Kommentar: Obama als Missverständnis

Sollte ein türkischstämmiger deutscher Politiker wie der Grüne Özcan Mutlu, der von der Landes- in die Bundespolitik wechseln will, auf den Obama-Effekt setzen? Besser nicht!

Schwarze BerlinerInnen sind mehrheitlich begeistert von der Vorstellung, dass mit Obama vielleicht ein Schwarzer ins Weiße Haus einzieht. Doch kann ein türkischstämmiger deutscher Politiker wie Özcan Mutlu, der von der Landes- in die Bundespolitik wechseln will, auf den Obama-Effekt setzen? Besser nicht.

Vielleicht ginge es bei Cem Özdemir, dem künftigen Grünen-Vorsitzenden. Der bewirbt sich um ein repräsentatives Amt, das nie zuvor mit einem Menschen nichtdeutscher Herkunft besetzt war. Dass mit Özdemir erstmals ein Einwandererkind Vorsitzender einer Partei wird, erfüllt viele MigrantInnen mit Stolz - auch solche, die nie ihr Kreuzchen bei den Grünen machen würden.

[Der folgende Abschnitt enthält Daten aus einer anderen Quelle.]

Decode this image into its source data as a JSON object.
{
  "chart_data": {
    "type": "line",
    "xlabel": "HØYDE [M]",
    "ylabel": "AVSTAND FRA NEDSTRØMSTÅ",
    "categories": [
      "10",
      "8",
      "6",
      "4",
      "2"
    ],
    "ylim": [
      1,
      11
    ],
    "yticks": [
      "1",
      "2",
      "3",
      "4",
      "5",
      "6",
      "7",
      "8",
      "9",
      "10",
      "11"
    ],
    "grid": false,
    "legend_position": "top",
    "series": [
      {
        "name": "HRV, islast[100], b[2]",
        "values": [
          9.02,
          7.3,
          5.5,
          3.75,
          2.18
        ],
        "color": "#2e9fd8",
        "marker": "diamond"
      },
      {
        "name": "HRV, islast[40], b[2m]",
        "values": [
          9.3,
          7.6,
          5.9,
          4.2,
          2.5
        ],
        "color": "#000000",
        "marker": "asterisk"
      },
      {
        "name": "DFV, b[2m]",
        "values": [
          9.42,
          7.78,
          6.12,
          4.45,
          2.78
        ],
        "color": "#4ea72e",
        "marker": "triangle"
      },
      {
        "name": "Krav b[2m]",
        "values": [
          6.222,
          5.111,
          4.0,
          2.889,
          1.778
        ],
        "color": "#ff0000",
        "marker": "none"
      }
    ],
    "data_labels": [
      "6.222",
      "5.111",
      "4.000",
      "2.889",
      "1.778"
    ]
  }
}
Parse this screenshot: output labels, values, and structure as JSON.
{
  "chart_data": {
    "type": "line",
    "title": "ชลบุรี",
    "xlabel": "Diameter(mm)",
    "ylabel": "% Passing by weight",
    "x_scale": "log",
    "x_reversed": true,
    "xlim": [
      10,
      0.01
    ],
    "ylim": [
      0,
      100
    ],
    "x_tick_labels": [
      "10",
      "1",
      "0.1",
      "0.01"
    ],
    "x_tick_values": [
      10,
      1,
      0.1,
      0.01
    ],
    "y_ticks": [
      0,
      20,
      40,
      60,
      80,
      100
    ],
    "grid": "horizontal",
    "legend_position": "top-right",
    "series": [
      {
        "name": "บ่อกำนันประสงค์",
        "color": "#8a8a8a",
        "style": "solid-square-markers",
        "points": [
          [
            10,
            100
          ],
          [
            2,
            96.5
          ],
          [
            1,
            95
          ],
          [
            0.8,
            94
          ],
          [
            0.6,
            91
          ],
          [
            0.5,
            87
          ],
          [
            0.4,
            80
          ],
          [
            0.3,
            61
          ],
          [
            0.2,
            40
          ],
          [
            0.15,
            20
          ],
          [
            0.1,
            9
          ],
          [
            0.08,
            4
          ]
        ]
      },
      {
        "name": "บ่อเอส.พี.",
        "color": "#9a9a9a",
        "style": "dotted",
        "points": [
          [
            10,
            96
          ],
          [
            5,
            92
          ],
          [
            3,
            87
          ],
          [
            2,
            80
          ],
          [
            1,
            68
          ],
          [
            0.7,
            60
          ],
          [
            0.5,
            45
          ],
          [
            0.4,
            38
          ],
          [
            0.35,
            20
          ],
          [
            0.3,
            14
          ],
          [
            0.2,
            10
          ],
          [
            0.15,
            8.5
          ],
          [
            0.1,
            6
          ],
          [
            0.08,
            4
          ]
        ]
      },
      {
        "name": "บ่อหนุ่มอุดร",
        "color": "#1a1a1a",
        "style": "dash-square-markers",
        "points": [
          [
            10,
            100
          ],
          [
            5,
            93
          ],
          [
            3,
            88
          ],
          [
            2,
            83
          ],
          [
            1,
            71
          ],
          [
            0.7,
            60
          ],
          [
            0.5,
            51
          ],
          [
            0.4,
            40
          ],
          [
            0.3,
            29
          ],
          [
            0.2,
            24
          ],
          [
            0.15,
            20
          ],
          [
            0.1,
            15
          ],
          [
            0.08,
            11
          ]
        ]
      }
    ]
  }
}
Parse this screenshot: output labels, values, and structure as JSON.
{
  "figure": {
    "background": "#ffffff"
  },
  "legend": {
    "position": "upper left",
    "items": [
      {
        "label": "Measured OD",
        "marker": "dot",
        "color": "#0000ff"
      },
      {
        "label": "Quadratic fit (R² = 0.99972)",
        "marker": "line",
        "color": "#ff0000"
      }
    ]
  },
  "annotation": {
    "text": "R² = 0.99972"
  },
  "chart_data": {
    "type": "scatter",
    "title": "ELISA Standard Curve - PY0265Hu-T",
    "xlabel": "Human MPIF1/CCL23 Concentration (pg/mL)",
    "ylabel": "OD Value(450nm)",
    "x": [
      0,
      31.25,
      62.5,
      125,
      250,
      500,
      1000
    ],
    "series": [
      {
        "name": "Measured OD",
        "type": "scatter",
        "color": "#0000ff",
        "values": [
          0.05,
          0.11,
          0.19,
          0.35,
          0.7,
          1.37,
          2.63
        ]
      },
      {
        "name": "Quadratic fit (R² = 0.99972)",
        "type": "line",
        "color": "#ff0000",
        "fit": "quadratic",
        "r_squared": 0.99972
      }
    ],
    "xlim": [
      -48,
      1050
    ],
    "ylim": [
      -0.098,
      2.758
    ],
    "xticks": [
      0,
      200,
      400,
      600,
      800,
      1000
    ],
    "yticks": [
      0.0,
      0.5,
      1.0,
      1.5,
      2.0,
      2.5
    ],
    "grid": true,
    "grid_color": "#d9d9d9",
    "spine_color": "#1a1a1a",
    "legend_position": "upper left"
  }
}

Doch der Fall des Bildungspolitikers Mutlu ist ein anderer: nicht nur, weil er nicht mehr der einzige Politiker mit Migrationshintergrund auf Landesebene ist und auch längst nicht mehr der erste in der Bundespolitik wäre. Sondern auch, weil Mutlu und seine potenziellen WählerInnen nichtdeutscher Herkunft schon viel zu sehr Teil dieser Gesellschaft sind, um sich noch nach landsmannschaftlichen Maßstäben zu richten. Gerade von seinen ehemaligen Landsleuten - und EinwanderInnen anderer Herkunft - wird Mutlu sich nach seinen Leistungen beurteilen lassen müssen. Der biografische Faktor des Leidensgenossen wirkt vielleicht bei denen, die auf Distanz zur deutschen Gesellschaft bleiben. Bei den Migranten jedoch, die über den deutschen Pass und damit das Wahlrecht verfügen, tritt er in den Hintergrund. Jedenfalls bei deren Wahlentscheidung.

Politiker wie Özcan Mutlu mögen Vorbilder für MigrantInnen sein. Nur haben sie nicht unbedingt etwas davon.